Feeding and swallowing difficulties are quite common in infantile

Feeding and swallowing difficulties are quite common in infantile Pompe disease (12, 13). However, apart from few scattered single case reports (14, 15), poor attention has been generally paid to facial and bulbar symptoms in adult-onset Pompe disease and only recently few studies focused their attention on them (16-18). A vacuolar myopathy in genioglossus Inhibitors,research,lifescience,medical and proximal esophagus has also been described through autopsy study in Pompe disease (19) Furthermore, according to a nationwide prospective observational study in adults with Pompe disease in Netherlands, bulbar muscle weakness was detected in about one quarter

of patients and was significantly associated with scapular winging (20). We report on 3 family members with atypical lateonset Pompe disease, EPZ-6438 nmr characterized by bulbar symptoms, in particular swallowing difficulty and tongue weakness, clinically relevant in all our patients and requiring assisted ventilation. In patient 1 and 3 bulbar symptoms were reported as first symptoms and Inhibitors,research,lifescience,medical in particular Inhibitors,research,lifescience,medical patient 1 was first investigated elsewhere for disease of central nervous system. Patient 2 – presenting increased CK values – was asymptomatic for many years and presented bulbar symptoms only 5 years after the onset of lower limb weakness, confirming the great phenotypic variability of the disease. Patient 1 complained also

difficulty in moving lips; facial muscle involvement was confirmed by neurological

examination and electromyography. Tongue involvement with macroglossia – traditionally described in infants Inhibitors,research,lifescience,medical with classic phenotype – was considered a rare finding in late-onset disease.

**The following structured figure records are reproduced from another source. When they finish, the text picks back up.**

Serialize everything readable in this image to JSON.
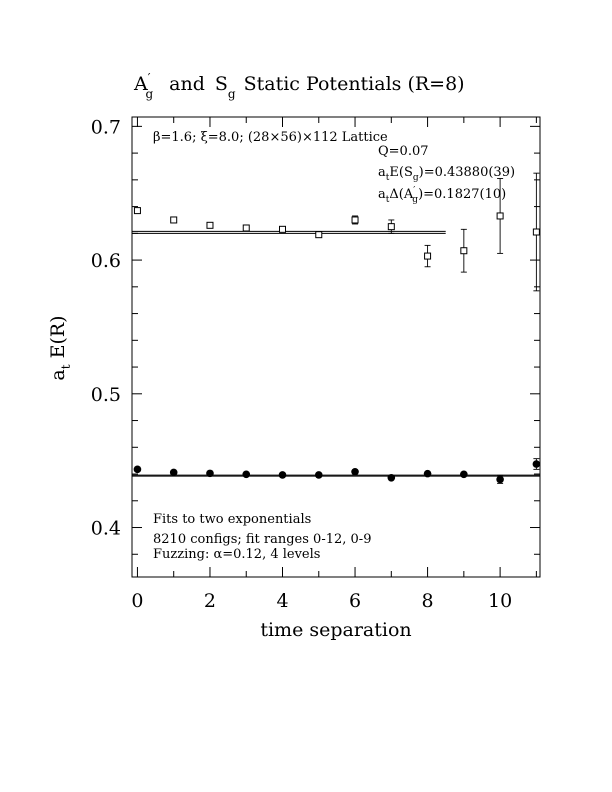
{
  "chart_data": {
    "type": "scatter",
    "title": {
      "a_main": "A",
      "a_prime": "′",
      "a_sub": "g",
      "and": "and",
      "s_main": "S",
      "s_sub": "g",
      "rest": "Static Potentials (R=8)"
    },
    "xlabel": "time separation",
    "ylabel": {
      "a": "a",
      "sub": "t",
      "rest": "E(R)"
    },
    "xlim": [
      -0.15,
      11.1
    ],
    "ylim": [
      0.363,
      0.707
    ],
    "x_ticks": [
      0,
      2,
      4,
      6,
      8,
      10
    ],
    "x_tick_labels": [
      "0",
      "2",
      "4",
      "6",
      "8",
      "10"
    ],
    "y_ticks": [
      0.4,
      0.5,
      0.6,
      0.7
    ],
    "y_tick_labels": [
      "0.4",
      "0.5",
      "0.6",
      "0.7"
    ],
    "annotations": {
      "lattice": "β=1.6; ξ=8.0; (28×56)×112 Lattice",
      "q": "Q=0.07",
      "es_a": "a",
      "es_t": "t",
      "es_mid": "E(S",
      "es_g": "g",
      "es_end": ")=0.43880(39)",
      "da_a": "a",
      "da_t": "t",
      "da_mid": "Δ(A",
      "da_g": "g",
      "da_prime": "′",
      "da_end": ")=0.1827(10)",
      "fits_line1": "Fits to two exponentials",
      "fits_line2": "8210 configs; fit ranges 0-12, 0-9",
      "fits_line3": "Fuzzing: α=0.12, 4 levels"
    },
    "series": [
      {
        "marker": "open-square",
        "points": [
          {
            "x": 0,
            "y": 0.637,
            "err": 0.001
          },
          {
            "x": 1,
            "y": 0.63,
            "err": 0.0015
          },
          {
            "x": 2,
            "y": 0.626,
            "err": 0.0015
          },
          {
            "x": 3,
            "y": 0.624,
            "err": 0.0015
          },
          {
            "x": 4,
            "y": 0.623,
            "err": 0.002
          },
          {
            "x": 5,
            "y": 0.619,
            "err": 0.002
          },
          {
            "x": 6,
            "y": 0.63,
            "err": 0.003
          },
          {
            "x": 7,
            "y": 0.625,
            "err": 0.005
          },
          {
            "x": 8,
            "y": 0.603,
            "err": 0.008
          },
          {
            "x": 9,
            "y": 0.607,
            "err": 0.016
          },
          {
            "x": 10,
            "y": 0.633,
            "err": 0.028
          },
          {
            "x": 11,
            "y": 0.621,
            "err": 0.044
          }
        ]
      },
      {
        "marker": "filled-circle",
        "points": [
          {
            "x": 0,
            "y": 0.4435,
            "err": 0.001
          },
          {
            "x": 1,
            "y": 0.4412,
            "err": 0.001
          },
          {
            "x": 2,
            "y": 0.4405,
            "err": 0.001
          },
          {
            "x": 3,
            "y": 0.4398,
            "err": 0.001
          },
          {
            "x": 4,
            "y": 0.4393,
            "err": 0.001
          },
          {
            "x": 5,
            "y": 0.4393,
            "err": 0.001
          },
          {
            "x": 6,
            "y": 0.4417,
            "err": 0.0015
          },
          {
            "x": 7,
            "y": 0.4372,
            "err": 0.002
          },
          {
            "x": 8,
            "y": 0.4403,
            "err": 0.002
          },
          {
            "x": 9,
            "y": 0.4398,
            "err": 0.002
          },
          {
            "x": 10,
            "y": 0.436,
            "err": 0.003
          },
          {
            "x": 11,
            "y": 0.4475,
            "err": 0.004
          }
        ]
      }
    ],
    "fit_lines": [
      {
        "x_range": [
          -0.15,
          8.5
        ],
        "y": 0.6215
      },
      {
        "x_range": [
          -0.15,
          8.5
        ],
        "y": 0.62
      },
      {
        "x_range": [
          -0.15,
          11.1
        ],
        "y": 0.4392
      },
      {
        "x_range": [
          -0.15,
          11.1
        ],
        "y": 0.4384
      }
    ]
  }
}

However tongue weakness has been reported in 19 patients affected by late-onset Pompe disease (17), one third of them complaining for swallowing difficulties, such as impairment of oral bolus control, and not further investigated. In that series Inhibitors,research,lifescience,medical tongue weakness was mild and only detected on neurological examination, being usually underestimated by the patients. On the contrary in our patients tongue weakness was more marked according to criteria established by Dubrovski and colleagues and reported as first symptom by patient 1. Furthermore tongue weakness had a main role in swallowing difficulties as showed by videofluoroscopy swallowing examination performed in our patients. Differently from data reported by Dubrovski and from colleagues, all our patients displayed also tongue hypotrophy. As a matter of fact tongue involvement detected in our patients was also supported by facial CT and MRI findings in patients 1 and 2, respectively, that showed fatty degeneration, according to previously reported studies (16, 17). Recently Hobson- Webb and colleagues reported that 3/12 patients affected by late-onset Pompe disease showed oropharyngeal dysphagia, although none of them as first symptom (18).